Search for HMS Saracen to begin
A state-of-the-art French research ship will on Monday begin a search for the HMS Saracen, one of the most famous submarines of the Second World War.
By Peter Allen, Paris
3:23PM GMT 17 Feb 2013
The £8.5 million André Malraux, which only came into service last year, will set off from Marseille to try and find the wreck of the S-class submarine scuttled 70 years ago.
Terry Hodgkinson, a British author who has written extensively about HMS Saracen, said the team, from France’s underwater archaeological unit (DRASSM) “intend to locate her first by side-scan sonar, and then send down a robotic camera to both film and photograph her.”
“A copy of the resulting pictures and film will be sent to the Royal Navy Submarine Museum in Gosport for their archives. Some will also be sent to the family members of HMS Saracen’s crew,” Mr Hodgkinson added.

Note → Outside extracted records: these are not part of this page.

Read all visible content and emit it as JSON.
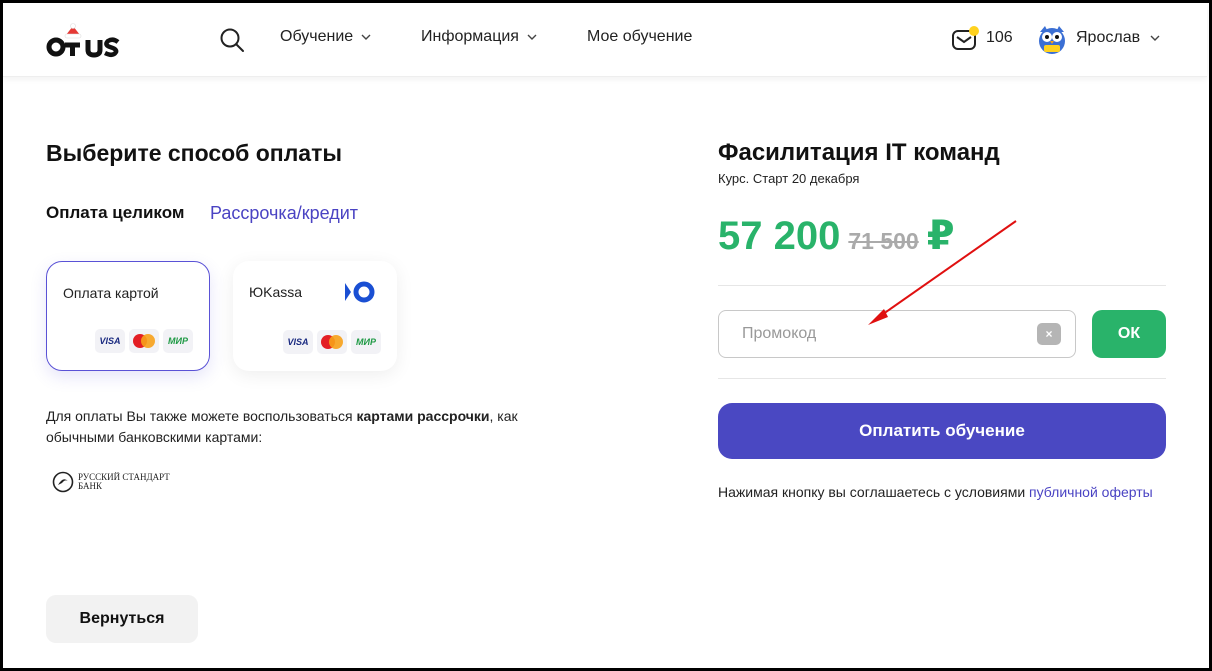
{
  "header": {
    "logo_text": "otus",
    "nav": [
      {
        "label": "Обучение"
      },
      {
        "label": "Информация"
      },
      {
        "label": "Мое обучение"
      }
    ],
    "mail_count": "106",
    "user_name": "Ярослав"
  },
  "left": {
    "title": "Выберите способ оплаты",
    "tab_full": "Оплата целиком",
    "tab_installment": "Рассрочка/кредит",
    "methods": [
      {
        "label": "Оплата картой",
        "badges": [
          "VISA",
          "mastercard",
          "МИР"
        ]
      },
      {
        "label": "ЮKassa",
        "badges": [
          "VISA",
          "mastercard",
          "МИР"
        ]
      }
    ],
    "note_pre": "Для оплаты Вы также можете воспользоваться ",
    "note_bold": "картами рассрочки",
    "note_post": ", как обычными банковскими картами:",
    "bank_line1": "РУССКИЙ СТАНДАРТ",
    "bank_line2": "БАНК",
    "back_button": "Вернуться"
  },
  "right": {
    "course_title": "Фасилитация IT команд",
    "course_subtitle": "Курс. Старт 20 декабря",
    "price_new": "57 200",
    "price_old": "71 500",
    "currency": "₽",
    "promo_placeholder": "Промокод",
    "promo_clear": "×",
    "ok_button": "ОК",
    "pay_button": "Оплатить обучение",
    "agree_text": "Нажимая кнопку вы соглашаетесь с условиями ",
    "agree_link": "публичной оферты"
  },
  "colors": {
    "accent": "#4a48c2",
    "price_green": "#29b36a",
    "annotation_arrow": "#e01010"
  }
}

HMS Saracen was scuttled close to Bastia on Saturday August 14 1943 after being severely damaged by depth charges from the Italian corvettes Minerva and Euterpe.

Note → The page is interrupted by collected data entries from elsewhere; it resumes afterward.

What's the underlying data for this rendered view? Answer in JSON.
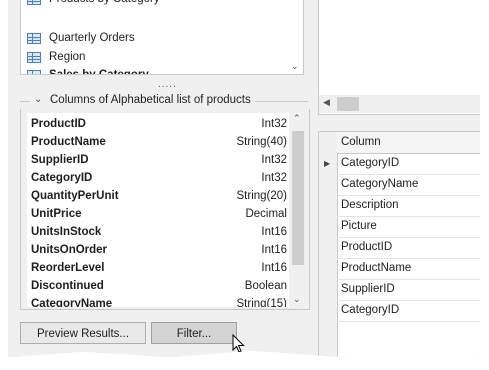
{
  "views": {
    "items": [
      {
        "label": "Products by Category",
        "icon": "table-icon"
      },
      {
        "label": "Quarterly Orders",
        "icon": "table-icon"
      },
      {
        "label": "Region",
        "icon": "table-icon"
      },
      {
        "label": "Sales by Category",
        "icon": "table-icon"
      }
    ]
  },
  "splitter": {
    "dots": "....."
  },
  "columns_group": {
    "title": "Columns of Alphabetical list of products",
    "rows": [
      {
        "name": "ProductID",
        "type": "Int32"
      },
      {
        "name": "ProductName",
        "type": "String(40)"
      },
      {
        "name": "SupplierID",
        "type": "Int32"
      },
      {
        "name": "CategoryID",
        "type": "Int32"
      },
      {
        "name": "QuantityPerUnit",
        "type": "String(20)"
      },
      {
        "name": "UnitPrice",
        "type": "Decimal"
      },
      {
        "name": "UnitsInStock",
        "type": "Int16"
      },
      {
        "name": "UnitsOnOrder",
        "type": "Int16"
      },
      {
        "name": "ReorderLevel",
        "type": "Int16"
      },
      {
        "name": "Discontinued",
        "type": "Boolean"
      },
      {
        "name": "CategoryName",
        "type": "String(15)"
      }
    ]
  },
  "buttons": {
    "preview": "Preview Results...",
    "filter": "Filter..."
  },
  "grid": {
    "header": "Column",
    "rows": [
      "CategoryID",
      "CategoryName",
      "Description",
      "Picture",
      "ProductID",
      "ProductName",
      "SupplierID",
      "CategoryID"
    ]
  }
}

Lt Michael Lumby, captain of the Saracen, deliberately waited a day because he did not want to sink his boat on the ‘unlucky’ Friday 13.
This meant his entire crew staying underwater until 2am on the Saturday before he ordered his chief engineer to open the vents with the submarine’s engines still running.

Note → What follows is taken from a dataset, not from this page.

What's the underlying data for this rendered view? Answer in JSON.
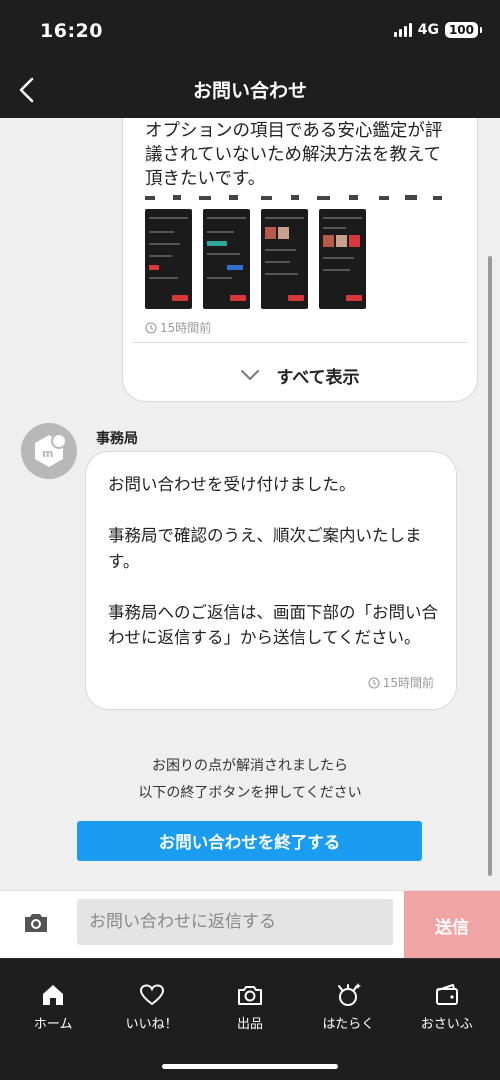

Earlier in the war, she had sunk the German submarine U-335 with almost all its crew on its first patrol southeast of the Faroe Islands.
Saracen then became notorious in the Mediterranean, launching regular torpedo attacks on Italian and German shipping, as well as on enemy ports.
Just before her scuttling, she landed agents from MI6 on Corsica whose aim was to spy on the Axis forces on the island.
Two Saracen crew drowned as they escaped the ship, meaning it is now an official war grave. Others were captured but then released when Italy capitulated later in the war.
Lt Lumby himself was sent to a German POW camp but after the war became commander of HMS Belfast, which is now a floating museum in London.
There are believed to be just two survivors of the 48 officers and men who served aboard Saracen, and there is a marble plaque in the citadel in Bastia with the ship’s badge honouring them.
There is also a granite monument on the beach at Cupabia, Corsica, marking the spot where the secret agents landed.
If the team DRASSM intends to spend most of this week searching for the Saracen. If it locates the wreck a bronze badge will be lowered on to her.
The back of the badge reads: “In memory of HMS Saracen and her Crew who played a vital role in the Liberation of Corsica. Sank 14th August 1943.”